Alexander Handcock - Foto: Selligent Marketing Cloud

Am 15. und 16. Juli veranstaltet Amazon wieder den sogenannten „Prime Day“. Was einst als Tag mit exklusiven Rabatten für Amazon Prime-Mitglieder begann, hat sich mittlerweile breit am Markt verankert. Auch in Deutschland schlagen immer mehr Schnäppchenjäger an diesen Tagen zu.

Mit eigenen Deals die Nachfrage steigern

Präsenz und gute Planung sind Trumpf – Händler und Marken, die nicht in den Hype einsteigen, werden dies vermutlich bereuen. Amazon mag ein Gigant sein, doch das Unternehmen ist nicht der einzige Player am Markt. Wettbewerber können mit eigenen Deals und Rabattaktionen während des Prime Days die Nachfrage steigern.

Alexander Handcock, Senior Global Marketing Director bei Selligent Marketing Cloud, gibt fünf Tipps, wie Händler mit relevantem Omnichannel-Marketing vom „Black Friday im Sommer“ profitieren können.

  1. Werden Sie persönlich

Maximieren Sie Ihr Prime Day Marketing, indem Sie ihre Kampagnen persönlich relevant gestalten. Amazon erzielt mehr als 35 Prozent des Gesamtumsatzes mit personalisierten Einkaufsempfehlungen, unterstützt durch Predictive Analytics (McKinsey). Nutzen Sie Tools mit Künstlicher Intelligenz, um Kunden gezielt und persönlich anzusprechen.

  1. Optimieren Sie Mobile

Einkäufe am Prime Day werden zunehmend von unterwegs getätigt. Als 52 Prozent der Shopper am letztjährigen Prime Day mit technischen Problemen zu kämpfen hatten, wechselten viele Konsumenten auf der Suche nach Sonderangeboten auf die Websites von Wettbewerbern. Genau deshalb ist die Optimierung einer Kampagne für Mobilgeräte nicht mehr optional, sondern ein absolutes Muss. Achten Sie daher darauf, dass Sie Websites und E-Mails entsprechend personalisieren und gleichzeitig Echtzeit-Automatisierung nutzen, um über SMS- und Push-Nachrichten Aufmerksamkeit zu wecken.

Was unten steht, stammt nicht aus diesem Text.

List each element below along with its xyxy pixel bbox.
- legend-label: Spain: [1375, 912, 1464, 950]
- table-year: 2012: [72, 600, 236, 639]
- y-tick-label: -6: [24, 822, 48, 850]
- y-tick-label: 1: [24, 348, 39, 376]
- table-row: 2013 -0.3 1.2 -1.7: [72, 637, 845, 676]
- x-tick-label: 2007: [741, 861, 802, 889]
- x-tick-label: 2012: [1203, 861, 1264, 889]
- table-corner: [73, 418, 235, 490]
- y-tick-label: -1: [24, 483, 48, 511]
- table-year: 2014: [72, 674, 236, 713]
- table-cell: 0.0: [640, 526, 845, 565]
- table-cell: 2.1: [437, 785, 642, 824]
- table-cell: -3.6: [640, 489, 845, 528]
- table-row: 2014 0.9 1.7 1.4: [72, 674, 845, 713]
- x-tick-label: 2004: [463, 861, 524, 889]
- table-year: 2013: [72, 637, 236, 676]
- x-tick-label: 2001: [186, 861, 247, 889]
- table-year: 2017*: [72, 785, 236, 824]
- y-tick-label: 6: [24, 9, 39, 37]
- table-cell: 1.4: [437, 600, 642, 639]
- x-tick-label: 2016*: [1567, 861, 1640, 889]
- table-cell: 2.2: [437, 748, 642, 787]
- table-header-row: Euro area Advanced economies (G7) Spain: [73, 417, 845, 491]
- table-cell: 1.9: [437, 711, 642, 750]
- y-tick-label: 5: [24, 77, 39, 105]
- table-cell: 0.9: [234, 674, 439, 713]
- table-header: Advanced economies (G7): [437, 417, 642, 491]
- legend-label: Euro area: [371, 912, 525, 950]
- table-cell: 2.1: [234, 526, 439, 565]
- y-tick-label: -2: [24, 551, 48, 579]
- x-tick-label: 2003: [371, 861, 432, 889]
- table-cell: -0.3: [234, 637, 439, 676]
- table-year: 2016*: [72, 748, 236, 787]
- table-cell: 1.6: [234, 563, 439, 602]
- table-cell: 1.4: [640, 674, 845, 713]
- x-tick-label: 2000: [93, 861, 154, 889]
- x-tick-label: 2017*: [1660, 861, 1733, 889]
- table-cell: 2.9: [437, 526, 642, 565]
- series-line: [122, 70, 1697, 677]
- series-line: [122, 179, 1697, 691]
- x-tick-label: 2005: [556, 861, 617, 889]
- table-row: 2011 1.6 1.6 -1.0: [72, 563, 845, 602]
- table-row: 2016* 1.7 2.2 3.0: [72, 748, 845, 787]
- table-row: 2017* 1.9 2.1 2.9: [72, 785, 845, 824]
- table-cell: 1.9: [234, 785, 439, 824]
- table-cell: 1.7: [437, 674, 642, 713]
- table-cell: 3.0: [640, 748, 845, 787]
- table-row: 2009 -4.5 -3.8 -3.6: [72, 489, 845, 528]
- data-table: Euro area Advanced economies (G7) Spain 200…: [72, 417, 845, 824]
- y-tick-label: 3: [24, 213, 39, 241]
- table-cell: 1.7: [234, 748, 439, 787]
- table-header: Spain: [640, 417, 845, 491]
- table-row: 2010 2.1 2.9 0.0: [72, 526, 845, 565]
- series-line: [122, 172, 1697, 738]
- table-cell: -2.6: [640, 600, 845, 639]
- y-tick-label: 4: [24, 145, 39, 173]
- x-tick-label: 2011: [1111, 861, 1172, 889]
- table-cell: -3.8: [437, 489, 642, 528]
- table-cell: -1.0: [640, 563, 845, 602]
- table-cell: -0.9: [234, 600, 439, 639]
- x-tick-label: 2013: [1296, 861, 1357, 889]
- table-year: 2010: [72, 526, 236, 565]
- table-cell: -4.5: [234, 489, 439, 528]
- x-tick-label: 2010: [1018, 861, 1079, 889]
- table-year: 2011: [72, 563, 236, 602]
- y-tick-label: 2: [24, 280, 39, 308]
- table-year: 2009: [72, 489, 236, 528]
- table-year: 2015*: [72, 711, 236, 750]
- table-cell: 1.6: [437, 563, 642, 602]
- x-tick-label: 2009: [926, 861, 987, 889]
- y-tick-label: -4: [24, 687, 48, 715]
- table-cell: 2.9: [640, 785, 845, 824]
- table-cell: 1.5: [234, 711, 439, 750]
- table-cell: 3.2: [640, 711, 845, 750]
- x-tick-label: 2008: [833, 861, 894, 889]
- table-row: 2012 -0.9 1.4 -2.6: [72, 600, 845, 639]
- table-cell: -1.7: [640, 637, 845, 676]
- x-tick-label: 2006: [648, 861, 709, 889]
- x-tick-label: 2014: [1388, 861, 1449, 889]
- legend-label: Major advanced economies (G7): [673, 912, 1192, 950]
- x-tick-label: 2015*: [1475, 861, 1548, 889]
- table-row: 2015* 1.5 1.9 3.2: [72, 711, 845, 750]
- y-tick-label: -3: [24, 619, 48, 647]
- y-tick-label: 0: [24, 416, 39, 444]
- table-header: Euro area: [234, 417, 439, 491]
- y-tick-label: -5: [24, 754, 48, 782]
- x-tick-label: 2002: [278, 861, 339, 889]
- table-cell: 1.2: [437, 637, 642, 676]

  1. Unterstützen Sie Ihre Rabattaktionen durch SEO und Hashtags

Bessere Rabatte als Amazon zu bieten, ist alleine noch keine Garantie für Erfolg – obwohl Shopper die Sonderaktionen lieben und aktiv nach Ermäßigungen und Rabattcoupons suchen. Sorgen Sie also dafür, dass Ihre Kampagne gefunden wird und bewerben Sie sie über Display Advertising, Suche und E-Mails. Nutzen Sie auch die Echtzeitwirkung von Social Messaging, um Nutzer mit hoher Kaufabsicht zu begeistern. Unterstützen Sie Ihre Reichweite durch Suchmaschinenoptimierung mit plakativen Begriffen wie z.B. „Prime Day Special”, „Prime Day 2019” und „Prime Day Promo”.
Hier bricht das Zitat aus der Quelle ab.